Having considered the language of the policies, the SJC concluded that neither the stay-at-home orders, nor COVID-19, constituted “direct physical loss of or damage to property.” Noting that “direct physical loss of or damage to” property requires “distinct, demonstrable, physical alteration of the property,” and that “every appellate court that has been asked to review COVID-19 insurance claims has agreed with this definition for this language or its equivalent,” the SJC concluded that COVID-19 did not have physical effects on the restaurants themselves, and thus did not trigger coverage:
“Evanescent presence of a harmful airborne substance that will quickly dissipate on its own, or surface-level contamination that can be removed by simple cleaning, does not physically alter or affect property.”
The SJC also rejected plaintiffs’ arguments that (1) the existence of a virus exclusion in one policy (and that exclusion’s absence in the other policies) created a presumption that virus-related damages were covered in the other policies, and (2) that a “civil authority” provision in the insurance policies provided coverage in this case. Having ruled in favor of the defendants on each issue before it, the SJC affirmed the Superior Court’s dismissal of the Plaintiff’s claims.
The SJC’s decision is in line with every other appellate court across the country to address business interruption claims under “All Risk” property policies arising from COVID-19. This decision provides additional clarity on the state of insurance coverage in Massachusetts, and provides insurers with important security when considering claims for coverage for losses arising from COVID-19 and related lock downs.
 Strathmore also relied on the virus exclusion contained in one of the three insurance policies, as an additional basis to deny coverage as to that entity.

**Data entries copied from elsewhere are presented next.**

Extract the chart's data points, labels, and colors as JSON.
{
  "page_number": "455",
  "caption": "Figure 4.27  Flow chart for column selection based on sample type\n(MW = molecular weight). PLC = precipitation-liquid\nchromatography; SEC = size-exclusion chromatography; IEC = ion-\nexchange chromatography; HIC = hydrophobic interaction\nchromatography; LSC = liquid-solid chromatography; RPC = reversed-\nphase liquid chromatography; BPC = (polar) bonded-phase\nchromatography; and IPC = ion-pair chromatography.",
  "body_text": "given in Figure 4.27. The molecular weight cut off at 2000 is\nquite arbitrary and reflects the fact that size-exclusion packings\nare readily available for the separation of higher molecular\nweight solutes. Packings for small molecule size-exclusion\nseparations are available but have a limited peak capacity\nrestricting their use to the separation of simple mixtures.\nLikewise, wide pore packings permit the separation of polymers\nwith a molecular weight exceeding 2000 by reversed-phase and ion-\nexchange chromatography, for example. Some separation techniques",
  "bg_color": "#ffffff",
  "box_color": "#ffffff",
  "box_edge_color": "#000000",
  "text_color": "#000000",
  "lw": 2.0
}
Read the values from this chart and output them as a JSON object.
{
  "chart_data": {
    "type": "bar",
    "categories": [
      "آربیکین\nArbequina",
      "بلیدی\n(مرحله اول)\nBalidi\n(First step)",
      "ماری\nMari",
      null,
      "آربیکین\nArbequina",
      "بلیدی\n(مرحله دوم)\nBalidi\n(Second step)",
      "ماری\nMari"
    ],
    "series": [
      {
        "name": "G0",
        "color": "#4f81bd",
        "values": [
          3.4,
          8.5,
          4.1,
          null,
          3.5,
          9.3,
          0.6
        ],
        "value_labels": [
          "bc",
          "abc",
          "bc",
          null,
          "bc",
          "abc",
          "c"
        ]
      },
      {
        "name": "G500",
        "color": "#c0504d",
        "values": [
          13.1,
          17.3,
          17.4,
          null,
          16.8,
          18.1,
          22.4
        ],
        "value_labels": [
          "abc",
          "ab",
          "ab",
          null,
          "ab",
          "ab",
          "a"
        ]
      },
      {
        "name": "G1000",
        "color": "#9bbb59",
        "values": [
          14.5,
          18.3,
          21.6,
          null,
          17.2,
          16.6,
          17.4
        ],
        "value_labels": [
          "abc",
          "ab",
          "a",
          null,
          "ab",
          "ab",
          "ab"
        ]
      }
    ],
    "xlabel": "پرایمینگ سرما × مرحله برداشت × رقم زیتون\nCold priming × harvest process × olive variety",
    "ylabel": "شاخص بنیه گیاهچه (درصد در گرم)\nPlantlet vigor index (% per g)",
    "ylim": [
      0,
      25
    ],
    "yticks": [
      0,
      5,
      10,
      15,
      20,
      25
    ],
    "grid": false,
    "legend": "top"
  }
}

 The Superior Court also dismissed the commercial negligence claim against Commercial, finding that the virus exclusion did not negatively impact the restaurant bringing the claim, because the COVID-19 losses were independently excluded as not falling within “direct physical loss or damage.”
 Verveine Corp.v. Strathmore Ins. Co.SJC-13172, at *8 (Apr. 21, 2022) (quotation omitted; citing Citation Ins. Co.v. Gomez426 Mass. 379, 381 (1998)).
 id at *9 (citations omitted).
 Also covered were “necessary expenses” [the insured] incur[ed] during the period of restoration that [the insured] would not have incurred if there had been no direct physical loss or damage to property caused by or resulting from a Covered Cause of Loss.”
 Verveine Corp., SJC-13172, at *18 (citations omitted). The SJC distinguished the COVID-19 virus for other forms of pollution that saturated, ingrained, or infiltrated an insured’s property and required active remediation efforts to correct the problem, and were determined by other courts to have caused “direct physical loss of or damage to property” at the insured’s premises, triggering coverage. idat *18-19 (citing cases).
 The claims against the broker for obtaining a policy for one of the plaintiffs with a virus exclusion were also dismissed since there was no direct physical loss or damage to the subject property. Since there was coverage under the insuring agreement, the virus exclusion was irrelevant.